I know i need to use one instance of time to solve for this instant in time for energy, but i'm unsure about which points to choose?

Doc Al
Mentor
What's the total energy expressed in terms of the amplitude?

TE = U + KE
= 1/2ksX^2 + 1/2mv^2
when the amplitude = 4, then velocity = 0?
= 1/2*ks4^2 + 0
E = 8ks ?

Doc Al
Mentor
Good. You're on the right track. Rather than use numbers, let's just call the amplitude A:
E = 1/2kA^2.

So, at the point where KE = PE, how much are each in terms of the total energy?

i think I'm confused. I keep wanting to use PE as 1/2kA^2 and KE 1/2mv^2 but that doesn't really help me much?

Doc Al
Mentor
The PE at any point is 1/2kX^2. At the point we want, how much of the total energy is PE? Write that as an equation.

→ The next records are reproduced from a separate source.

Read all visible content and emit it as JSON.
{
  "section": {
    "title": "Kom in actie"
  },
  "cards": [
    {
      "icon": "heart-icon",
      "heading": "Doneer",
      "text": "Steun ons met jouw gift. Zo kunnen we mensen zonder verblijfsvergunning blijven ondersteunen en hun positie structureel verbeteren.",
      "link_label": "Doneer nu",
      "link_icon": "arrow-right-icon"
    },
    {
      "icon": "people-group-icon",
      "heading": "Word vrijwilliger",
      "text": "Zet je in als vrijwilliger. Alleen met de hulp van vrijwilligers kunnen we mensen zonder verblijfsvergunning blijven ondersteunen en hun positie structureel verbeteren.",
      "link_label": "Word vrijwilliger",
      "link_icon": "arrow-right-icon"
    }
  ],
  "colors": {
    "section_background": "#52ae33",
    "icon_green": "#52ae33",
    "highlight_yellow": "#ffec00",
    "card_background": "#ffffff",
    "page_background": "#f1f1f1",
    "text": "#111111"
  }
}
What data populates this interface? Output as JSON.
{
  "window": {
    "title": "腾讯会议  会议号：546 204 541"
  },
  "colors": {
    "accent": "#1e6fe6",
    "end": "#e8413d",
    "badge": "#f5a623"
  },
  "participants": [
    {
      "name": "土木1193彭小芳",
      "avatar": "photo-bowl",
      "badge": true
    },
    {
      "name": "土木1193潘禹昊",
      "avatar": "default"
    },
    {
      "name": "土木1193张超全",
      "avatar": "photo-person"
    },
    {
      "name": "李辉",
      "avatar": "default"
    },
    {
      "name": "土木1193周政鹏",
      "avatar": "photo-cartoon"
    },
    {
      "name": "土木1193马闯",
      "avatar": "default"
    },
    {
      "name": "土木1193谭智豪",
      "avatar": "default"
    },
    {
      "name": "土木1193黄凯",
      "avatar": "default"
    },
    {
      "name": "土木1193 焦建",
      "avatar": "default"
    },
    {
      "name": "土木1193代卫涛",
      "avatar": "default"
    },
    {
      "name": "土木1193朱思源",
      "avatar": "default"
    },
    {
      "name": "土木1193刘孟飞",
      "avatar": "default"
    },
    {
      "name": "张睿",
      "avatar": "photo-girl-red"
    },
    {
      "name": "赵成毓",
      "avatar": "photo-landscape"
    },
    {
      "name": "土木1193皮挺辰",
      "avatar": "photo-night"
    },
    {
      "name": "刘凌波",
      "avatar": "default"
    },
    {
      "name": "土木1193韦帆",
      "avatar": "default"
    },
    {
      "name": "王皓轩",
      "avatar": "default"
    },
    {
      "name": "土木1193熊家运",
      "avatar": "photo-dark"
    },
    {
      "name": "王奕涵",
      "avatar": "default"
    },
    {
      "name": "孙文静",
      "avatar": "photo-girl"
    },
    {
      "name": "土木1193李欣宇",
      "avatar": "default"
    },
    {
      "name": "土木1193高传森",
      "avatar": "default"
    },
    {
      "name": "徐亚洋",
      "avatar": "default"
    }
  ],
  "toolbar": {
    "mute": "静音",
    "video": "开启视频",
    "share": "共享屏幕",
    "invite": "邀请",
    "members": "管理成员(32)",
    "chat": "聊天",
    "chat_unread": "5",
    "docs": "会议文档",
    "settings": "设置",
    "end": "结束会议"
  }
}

Since total energy = PE + KE

and PE =KE

so that means that TE has to equal 2*PE

E = 2(1/2kA^2)

is this right?

Doc Al
Mentor
Since total energy = PE + KE

and PE =KE

so that means that TE has to equal 2*PE
Yes!

E = 2(1/2kA^2)
Almost. The left side (E) is the total energy, so plug in the total energy in terms of A. On the right hand side, write the PE in terms of X. (Then just solve for X.)

ahh. that makes sense. thanks for your help!